This is perhaps a more general security question. For those of you with a directory services installation, do you install a generic local user with sudo access in case directory services is not available? Or do you just beef up your directory services to the point that you are confident it will almost always be up?
I usually disable root login via ssh, but allow it from the physical console, and make an emergency generic account with sudo privs in case DS breaks down. What I've noticed, however, is if I simulate a directory services failure, ssh logins with this generic local account take an eternity as the server still tries to auth that user against ldap/kerberos first. I'm sure this could be adjusted in pam in some way.
I was just curious how other admins approach this, and what level of trust they place in directory services being available.

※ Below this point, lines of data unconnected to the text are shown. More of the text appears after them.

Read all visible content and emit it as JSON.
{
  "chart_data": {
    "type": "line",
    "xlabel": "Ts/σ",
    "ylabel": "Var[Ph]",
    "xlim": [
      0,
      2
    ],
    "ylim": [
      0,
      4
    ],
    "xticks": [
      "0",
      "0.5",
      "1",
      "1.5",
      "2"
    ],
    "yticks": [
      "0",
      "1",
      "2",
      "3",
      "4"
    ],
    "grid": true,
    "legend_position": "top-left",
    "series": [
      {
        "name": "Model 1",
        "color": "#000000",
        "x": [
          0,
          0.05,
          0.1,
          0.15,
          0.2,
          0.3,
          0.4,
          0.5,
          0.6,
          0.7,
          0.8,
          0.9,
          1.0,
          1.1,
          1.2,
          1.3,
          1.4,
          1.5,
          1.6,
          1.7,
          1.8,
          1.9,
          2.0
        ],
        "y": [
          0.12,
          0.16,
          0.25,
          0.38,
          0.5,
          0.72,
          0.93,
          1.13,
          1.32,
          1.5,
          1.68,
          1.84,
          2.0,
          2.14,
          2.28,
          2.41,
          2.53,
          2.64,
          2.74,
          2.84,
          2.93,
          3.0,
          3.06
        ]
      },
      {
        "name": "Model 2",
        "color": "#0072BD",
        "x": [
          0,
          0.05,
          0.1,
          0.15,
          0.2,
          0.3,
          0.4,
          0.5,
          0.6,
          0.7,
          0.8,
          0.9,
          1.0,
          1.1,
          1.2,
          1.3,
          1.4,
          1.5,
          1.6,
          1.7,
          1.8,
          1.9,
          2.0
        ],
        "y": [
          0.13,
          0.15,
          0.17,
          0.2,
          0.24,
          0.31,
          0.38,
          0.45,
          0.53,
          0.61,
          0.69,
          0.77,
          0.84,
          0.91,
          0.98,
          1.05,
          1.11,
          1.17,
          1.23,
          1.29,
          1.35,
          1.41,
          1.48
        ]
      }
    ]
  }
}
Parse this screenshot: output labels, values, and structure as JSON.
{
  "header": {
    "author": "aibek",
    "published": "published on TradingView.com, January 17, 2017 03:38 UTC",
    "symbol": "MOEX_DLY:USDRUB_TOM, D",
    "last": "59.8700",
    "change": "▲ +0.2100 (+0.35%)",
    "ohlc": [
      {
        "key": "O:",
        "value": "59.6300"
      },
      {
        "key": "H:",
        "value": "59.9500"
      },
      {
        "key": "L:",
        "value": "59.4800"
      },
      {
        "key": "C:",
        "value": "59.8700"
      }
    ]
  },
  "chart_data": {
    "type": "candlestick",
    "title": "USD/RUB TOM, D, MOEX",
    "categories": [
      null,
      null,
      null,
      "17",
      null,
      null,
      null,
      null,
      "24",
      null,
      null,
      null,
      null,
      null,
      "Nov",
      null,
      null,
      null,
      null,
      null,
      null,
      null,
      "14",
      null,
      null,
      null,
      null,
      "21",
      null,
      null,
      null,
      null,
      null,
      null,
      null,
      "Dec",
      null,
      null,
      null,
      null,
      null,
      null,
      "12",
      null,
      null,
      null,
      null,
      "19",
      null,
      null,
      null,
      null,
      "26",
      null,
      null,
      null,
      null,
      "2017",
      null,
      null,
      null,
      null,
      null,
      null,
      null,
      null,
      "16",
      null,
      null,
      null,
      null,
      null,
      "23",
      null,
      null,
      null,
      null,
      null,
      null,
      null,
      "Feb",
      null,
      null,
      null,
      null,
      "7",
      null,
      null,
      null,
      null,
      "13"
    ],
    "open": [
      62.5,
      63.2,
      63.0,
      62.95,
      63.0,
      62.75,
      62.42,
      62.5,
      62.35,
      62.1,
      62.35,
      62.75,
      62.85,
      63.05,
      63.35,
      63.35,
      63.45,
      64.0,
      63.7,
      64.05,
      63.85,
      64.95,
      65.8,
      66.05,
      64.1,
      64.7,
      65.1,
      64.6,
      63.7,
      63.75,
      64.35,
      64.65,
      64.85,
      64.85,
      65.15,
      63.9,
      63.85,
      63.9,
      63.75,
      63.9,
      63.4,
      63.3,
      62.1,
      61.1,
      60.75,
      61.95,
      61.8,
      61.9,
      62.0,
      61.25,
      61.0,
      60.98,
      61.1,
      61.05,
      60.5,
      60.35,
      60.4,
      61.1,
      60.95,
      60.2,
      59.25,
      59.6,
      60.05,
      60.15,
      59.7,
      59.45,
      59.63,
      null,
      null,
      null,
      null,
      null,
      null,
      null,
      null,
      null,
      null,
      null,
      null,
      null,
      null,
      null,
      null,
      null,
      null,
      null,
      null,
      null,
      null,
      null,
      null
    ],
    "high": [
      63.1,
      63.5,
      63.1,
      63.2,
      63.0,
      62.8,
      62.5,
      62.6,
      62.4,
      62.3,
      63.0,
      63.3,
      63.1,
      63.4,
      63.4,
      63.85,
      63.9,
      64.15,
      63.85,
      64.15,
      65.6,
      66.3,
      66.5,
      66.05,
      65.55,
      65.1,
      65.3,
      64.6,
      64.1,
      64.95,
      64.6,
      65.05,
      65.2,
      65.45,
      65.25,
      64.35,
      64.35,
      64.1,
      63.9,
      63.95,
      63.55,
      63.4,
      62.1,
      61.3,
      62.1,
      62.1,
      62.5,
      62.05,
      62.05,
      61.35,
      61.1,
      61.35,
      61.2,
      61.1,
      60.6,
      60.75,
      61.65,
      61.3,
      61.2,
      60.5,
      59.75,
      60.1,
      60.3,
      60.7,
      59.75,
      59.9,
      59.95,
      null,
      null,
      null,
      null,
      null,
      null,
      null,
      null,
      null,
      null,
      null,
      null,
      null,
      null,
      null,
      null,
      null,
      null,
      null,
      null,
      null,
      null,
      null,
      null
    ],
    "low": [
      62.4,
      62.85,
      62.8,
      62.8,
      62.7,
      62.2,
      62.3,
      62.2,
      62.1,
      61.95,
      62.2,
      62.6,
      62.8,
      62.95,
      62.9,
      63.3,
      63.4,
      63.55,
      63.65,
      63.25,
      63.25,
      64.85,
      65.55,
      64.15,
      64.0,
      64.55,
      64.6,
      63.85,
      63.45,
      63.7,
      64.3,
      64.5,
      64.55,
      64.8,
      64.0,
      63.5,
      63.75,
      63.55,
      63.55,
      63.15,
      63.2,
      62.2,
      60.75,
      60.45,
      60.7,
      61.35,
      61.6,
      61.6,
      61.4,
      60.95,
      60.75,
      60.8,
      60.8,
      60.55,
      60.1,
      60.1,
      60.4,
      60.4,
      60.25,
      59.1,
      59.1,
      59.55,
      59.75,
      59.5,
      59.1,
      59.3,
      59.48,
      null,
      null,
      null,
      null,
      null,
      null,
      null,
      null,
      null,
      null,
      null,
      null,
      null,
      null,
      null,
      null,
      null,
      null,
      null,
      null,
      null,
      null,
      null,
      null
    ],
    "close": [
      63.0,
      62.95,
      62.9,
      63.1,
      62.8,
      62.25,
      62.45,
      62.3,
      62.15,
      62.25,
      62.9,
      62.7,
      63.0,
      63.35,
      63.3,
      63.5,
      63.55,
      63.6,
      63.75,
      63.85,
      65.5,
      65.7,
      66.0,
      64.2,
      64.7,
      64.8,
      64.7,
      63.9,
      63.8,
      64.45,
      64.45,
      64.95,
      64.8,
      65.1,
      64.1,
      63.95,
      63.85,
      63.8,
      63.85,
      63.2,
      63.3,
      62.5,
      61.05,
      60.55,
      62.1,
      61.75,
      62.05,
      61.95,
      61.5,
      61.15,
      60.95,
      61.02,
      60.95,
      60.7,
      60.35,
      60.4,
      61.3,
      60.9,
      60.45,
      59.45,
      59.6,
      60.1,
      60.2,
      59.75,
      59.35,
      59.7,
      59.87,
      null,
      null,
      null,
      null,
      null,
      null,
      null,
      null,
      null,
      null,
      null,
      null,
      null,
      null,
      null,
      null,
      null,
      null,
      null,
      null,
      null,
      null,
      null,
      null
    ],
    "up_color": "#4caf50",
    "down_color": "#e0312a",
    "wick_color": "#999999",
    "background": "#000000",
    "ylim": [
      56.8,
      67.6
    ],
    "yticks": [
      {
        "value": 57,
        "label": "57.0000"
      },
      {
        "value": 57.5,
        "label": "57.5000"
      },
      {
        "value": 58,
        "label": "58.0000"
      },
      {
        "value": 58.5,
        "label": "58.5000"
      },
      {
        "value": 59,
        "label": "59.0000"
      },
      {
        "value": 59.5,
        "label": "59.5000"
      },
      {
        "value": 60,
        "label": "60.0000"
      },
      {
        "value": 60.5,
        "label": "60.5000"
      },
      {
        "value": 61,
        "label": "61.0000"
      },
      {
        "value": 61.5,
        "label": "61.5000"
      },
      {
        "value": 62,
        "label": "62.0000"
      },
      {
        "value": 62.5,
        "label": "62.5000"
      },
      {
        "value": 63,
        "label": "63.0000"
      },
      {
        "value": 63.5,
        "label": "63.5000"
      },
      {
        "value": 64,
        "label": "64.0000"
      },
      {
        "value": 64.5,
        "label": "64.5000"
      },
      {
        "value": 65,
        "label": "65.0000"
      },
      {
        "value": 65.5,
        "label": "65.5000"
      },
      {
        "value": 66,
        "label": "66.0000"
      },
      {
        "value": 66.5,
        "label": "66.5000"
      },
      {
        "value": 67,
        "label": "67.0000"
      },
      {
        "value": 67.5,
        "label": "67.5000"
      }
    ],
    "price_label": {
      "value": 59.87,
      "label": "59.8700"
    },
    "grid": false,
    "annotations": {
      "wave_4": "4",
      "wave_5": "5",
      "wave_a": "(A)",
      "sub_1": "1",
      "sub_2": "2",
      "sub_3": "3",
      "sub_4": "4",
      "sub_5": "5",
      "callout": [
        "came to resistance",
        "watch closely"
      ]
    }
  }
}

On Mon, 2010-11-29 at 08:13 -0800, Iain Morris wrote:
This is perhaps a more general security question. For those of you with a directory services installation, do you install a generic local user with sudo access in case directory services is not available?
Yes, always.
Or do you just beef up your directory services to the point that you are confident it will almost always be up?
Yes, always.
And nss-pam-ldapd instead of *crap* PAM / NSS LDAP modules that ship with most distros. http://arthurdejong.org/nss-pam-ldapd/
I usually disable root login via ssh, but allow it from the physical console, and make an emergency generic account with sudo privs in case DS breaks down. What I've noticed, however, is if I simulate a directory services failure, ssh logins with this generic local account take an eternity as the server still tries to auth that user against ldap/kerberos first. I'm sure this could be adjusted in pam in some way.
Yes, by replacing the worthless module.
I was just curious how other admins approach this, and what level of trust they place in directory services being available.
I trust it a great deal; but anticipate there will be situations where it will not be available [for whatever reason - simple NIC failure can cut a host off from the DSA].
Running an OpenLDAP instance as a caching proxy is also sometimes a good idea; it depends on the application.